In this background, a question that arises for consideration is whether receipt of donation in the form of shares and securities such debentures etc., would lead to revocation of the exemption status of the charitable institution.
The Delhi Bench of the Tribunal had the occasion to consider this proposition in the case of Sera Foundation v. Income-Tax Officer (Exemption), Trust Ward-I[1]. Whilst answering the question in the negative, the Tribunal held that there is no restriction under the provisions of the IT Act, on acceptance of shares by a charitable institution. The only restriction is to be found in Section 13(1)(d) as per which the charitable trust is required to hold its investments in the modes as prescribed under Section 11(5). Moreover, Clause (iia) of the proviso to Section 13(1)(d)(iii) of the IT Act, entitles the charitable institution to hold shares for a maximum period of one year and thereafter, the shares/ securities, so held, have to be converted into one of the modes of investment as prescribed under Section 11(5) of the IT Act.
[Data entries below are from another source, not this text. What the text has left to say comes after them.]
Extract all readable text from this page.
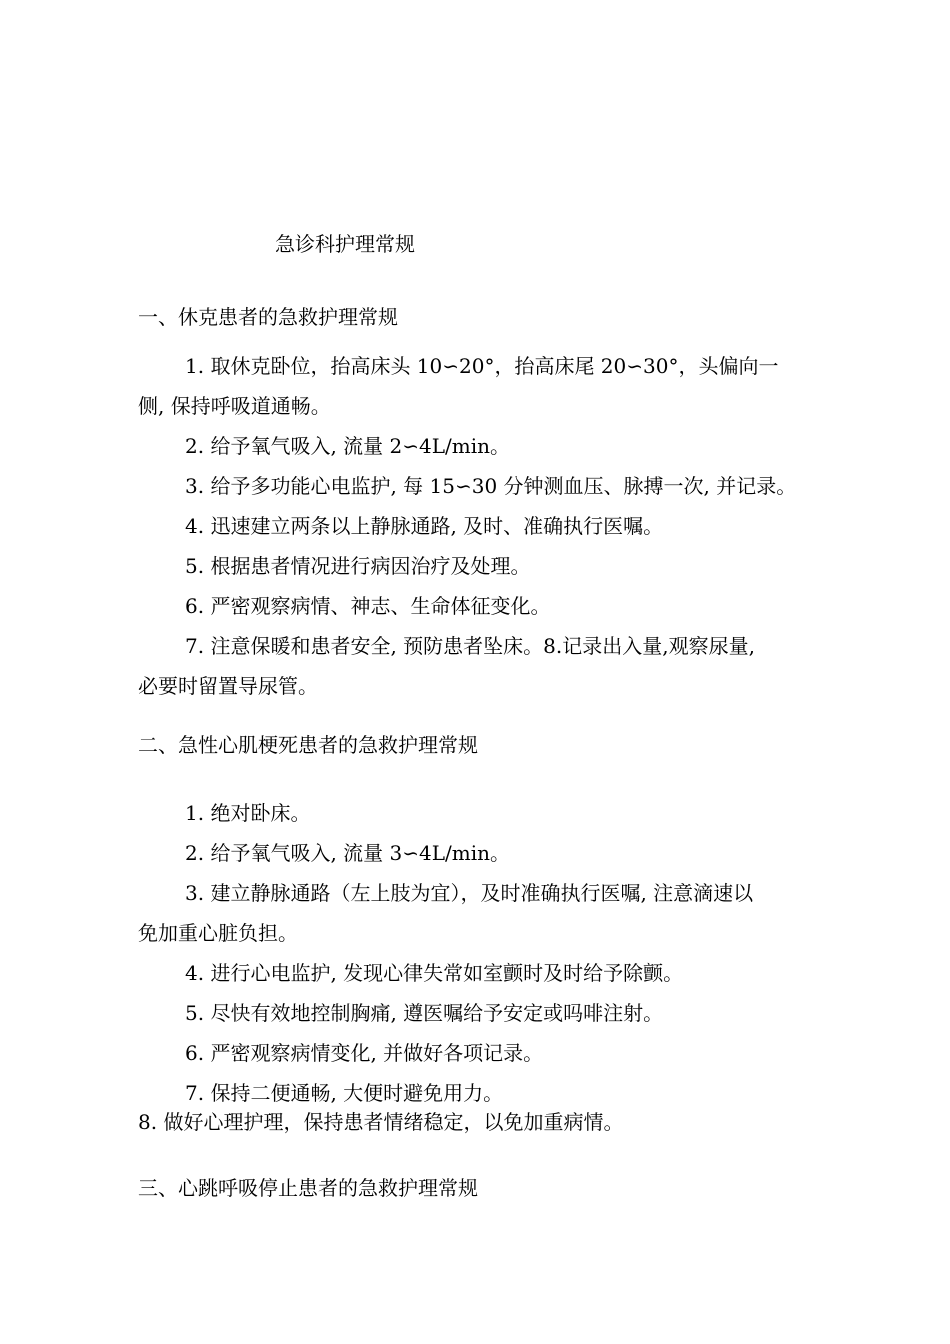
急诊科护理常规
一、休克患者的急救护理常规
1. 取休克卧位，抬高床头 10∽20°，抬高床尾 20∽30°，头偏向一
侧, 保持呼吸道通畅。
2. 给予氧气吸入, 流量 2∽4L/min。
3. 给予多功能心电监护, 每 15∽30 分钟测血压、脉搏一次, 并记录。
4. 迅速建立两条以上静脉通路, 及时、准确执行医嘱。
5. 根据患者情况进行病因治疗及处理。
6. 严密观察病情、神志、生命体征变化。
7. 注意保暖和患者安全, 预防患者坠床。8.记录出入量,观察尿量,
必要时留置导尿管。
二、急性心肌梗死患者的急救护理常规
1. 绝对卧床。
2. 给予氧气吸入, 流量 3∽4L/min。
3. 建立静脉通路（左上肢为宜），及时准确执行医嘱, 注意滴速以
免加重心脏负担。
4. 进行心电监护, 发现心律失常如室颤时及时给予除颤。
5. 尽快有效地控制胸痛, 遵医嘱给予安定或吗啡注射。
6. 严密观察病情变化, 并做好各项记录。
7. 保持二便通畅, 大便时避免用力。
8. 做好心理护理，保持患者情绪稳定，以免加重病情。
三、心跳呼吸停止患者的急救护理常规
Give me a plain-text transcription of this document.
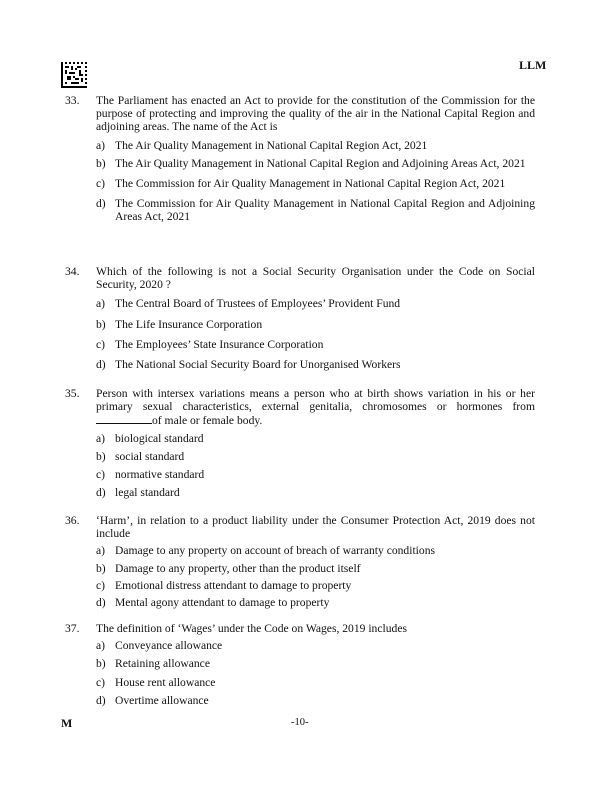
LLM
33. The Parliament has enacted an Act to provide for the constitution of the Commission for the purpose of protecting and improving the quality of the air in the National Capital Region and adjoining areas. The name of the Act is
a) The Air Quality Management in National Capital Region Act, 2021
b) The Air Quality Management in National Capital Region and Adjoining Areas Act, 2021
c) The Commission for Air Quality Management in National Capital Region Act, 2021
d) The Commission for Air Quality Management in National Capital Region and Adjoining Areas Act, 2021
34. Which of the following is not a Social Security Organisation under the Code on Social Security, 2020 ?
a) The Central Board of Trustees of Employees’ Provident Fund
b) The Life Insurance Corporation
c) The Employees’ State Insurance Corporation
d) The National Social Security Board for Unorganised Workers
35. Person with intersex variations means a person who at birth shows variation in his or her primary sexual characteristics, external genitalia, chromosomes or hormones from of male or female body.
a) biological standard
b) social standard
c) normative standard
d) legal standard
36. ‘Harm’, in relation to a product liability under the Consumer Protection Act, 2019 does not include
a) Damage to any property on account of breach of warranty conditions
b) Damage to any property, other than the product itself
c) Emotional distress attendant to damage to property
d) Mental agony attendant to damage to property
37. The definition of ‘Wages’ under the Code on Wages, 2019 includes
a) Conveyance allowance
b) Retaining allowance
c) House rent allowance
d) Overtime allowance
M	-10-
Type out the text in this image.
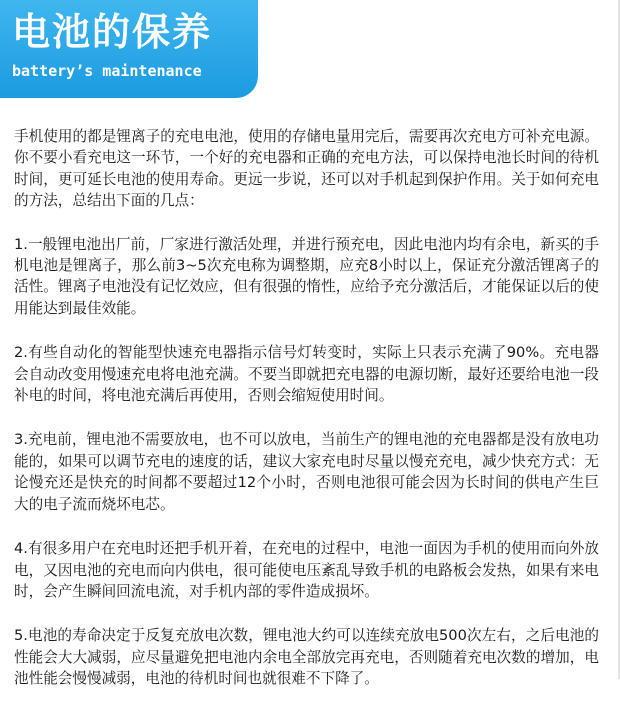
电池的保养
battery’s maintenance

手机使用的都是锂离子的充电电池，使用的存储电量用完后，需要再次充电方可补充电源。你不要小看充电这一环节，一个好的充电器和正确的充电方法，可以保持电池长时间的待机时间，更可延长电池的使用寿命。更远一步说，还可以对手机起到保护作用。关于如何充电的方法，总结出下面的几点：

1.一般锂电池出厂前，厂家进行激活处理，并进行预充电，因此电池内均有余电，新买的手机电池是锂离子，那么前3~5次充电称为调整期，应充8小时以上，保证充分激活锂离子的活性。锂离子电池没有记忆效应，但有很强的惰性，应给予充分激活后，才能保证以后的使用能达到最佳效能。

2.有些自动化的智能型快速充电器指示信号灯转变时，实际上只表示充满了90%。充电器会自动改变用慢速充电将电池充满。不要当即就把充电器的电源切断，最好还要给电池一段补电的时间，将电池充满后再使用，否则会缩短使用时间。

3.充电前，锂电池不需要放电，也不可以放电，当前生产的锂电池的充电器都是没有放电功能的，如果可以调节充电的速度的话，建议大家充电时尽量以慢充充电，减少快充方式：无论慢充还是快充的时间都不要超过12个小时，否则电池很可能会因为长时间的供电产生巨大的电子流而烧坏电芯。

4.有很多用户在充电时还把手机开着，在充电的过程中，电池一面因为手机的使用而向外放电，又因电池的充电而向内供电，很可能使电压紊乱导致手机的电路板会发热，如果有来电时，会产生瞬间回流电流，对手机内部的零件造成损坏。

5.电池的寿命决定于反复充放电次数，锂电池大约可以连续充放电500次左右，之后电池的性能会大大减弱，应尽量避免把电池内余电全部放完再充电，否则随着充电次数的增加，电池性能会慢慢减弱，电池的待机时间也就很难不下降了。
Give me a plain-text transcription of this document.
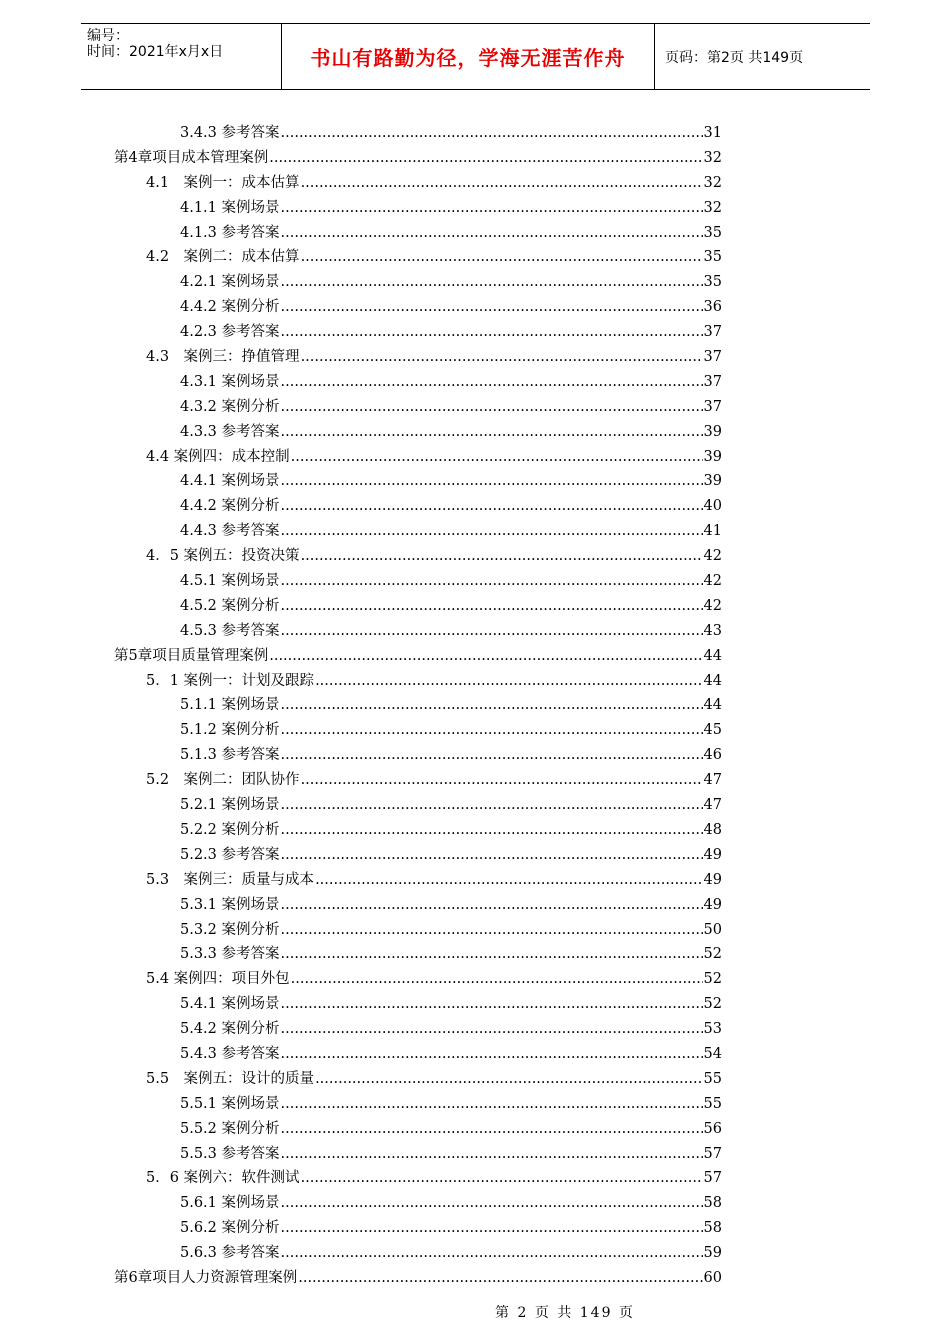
编号：
时间：2021年x月x日	书山有路勤为径，学海无涯苦作舟	页码：第2页 共149页
3.4.3 参考答案 .....	31
第4章项目成本管理案例 .....	32
4.1　案例一：成本估算 .....	32
4.1.1 案例场景 .....	32
4.1.3 参考答案 .....	35
4.2　案例二：成本估算 .....	35
4.2.1 案例场景 .....	35
4.4.2 案例分析 .....	36
4.2.3 参考答案 .....	37
4.3　案例三：挣值管理 .....	37
4.3.1 案例场景 .....	37
4.3.2 案例分析 .....	37
4.3.3 参考答案 .....	39
4.4 案例四：成本控制 .....	39
4.4.1 案例场景 .....	39
4.4.2 案例分析 .....	40
4.4.3 参考答案 .....	41
4．5 案例五：投资决策 .....	42
4.5.1 案例场景 .....	42
4.5.2 案例分析 .....	42
4.5.3 参考答案 .....	43
第5章项目质量管理案例 .....	44
5．1 案例一：计划及跟踪 .....	44
5.1.1 案例场景 .....	44
5.1.2 案例分析 .....	45
5.1.3 参考答案 .....	46
5.2　案例二：团队协作 .....	47
5.2.1 案例场景 .....	47
5.2.2 案例分析 .....	48
5.2.3 参考答案 .....	49
5.3　案例三：质量与成本 .....	49
5.3.1 案例场景 .....	49
5.3.2 案例分析 .....	50
5.3.3 参考答案 .....	52
5.4 案例四：项目外包 .....	52
5.4.1 案例场景 .....	52
5.4.2 案例分析 .....	53
5.4.3 参考答案 .....	54
5.5　案例五：设计的质量 .....	55
5.5.1 案例场景 .....	55
5.5.2 案例分析 .....	56
5.5.3 参考答案 .....	57
5．6 案例六：软件测试 .....	57
5.6.1 案例场景 .....	58
5.6.2 案例分析 .....	58
5.6.3 参考答案 .....	59
第6章项目人力资源管理案例 .....	60
第 2 页 共 149 页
Therefore, charitable organisations are well within their rights to receive donations in the form of shares and securities. However, they must ensure that these shares/ securities are converted into a prescribed mode of investment[2] within a period of one year from the end of the previous year in which such asset is acquired. In case the charitable institution continues to hold the shares/ securities beyond the stipulated period, i.e., in contravention of Section 11(5), income arising from such assets would be excluded from the purview of exemption granted under Section 11 of the IT Act[3]. However, the contravention, would not, as such, lead to revocation of the exemption status of the charitable institution, in a wholesale manner[4].
[1] [2012] 26 taxmann.com 126 (Delhi).
[2] As specified under Section 11(5) of the IT Act.
[3] Santokba Durlabhji Trust Fund v. Income-Tax Officer, Order dated November 05, 2011 in ITA No. 169/JP/2012 (Jaipur ITAT).
[4] Bai Dayambai Adamji Rangwala Charity Trust v. Asst Director of Income Tax, (1998) 66 ITD 59 (Mum-Trib).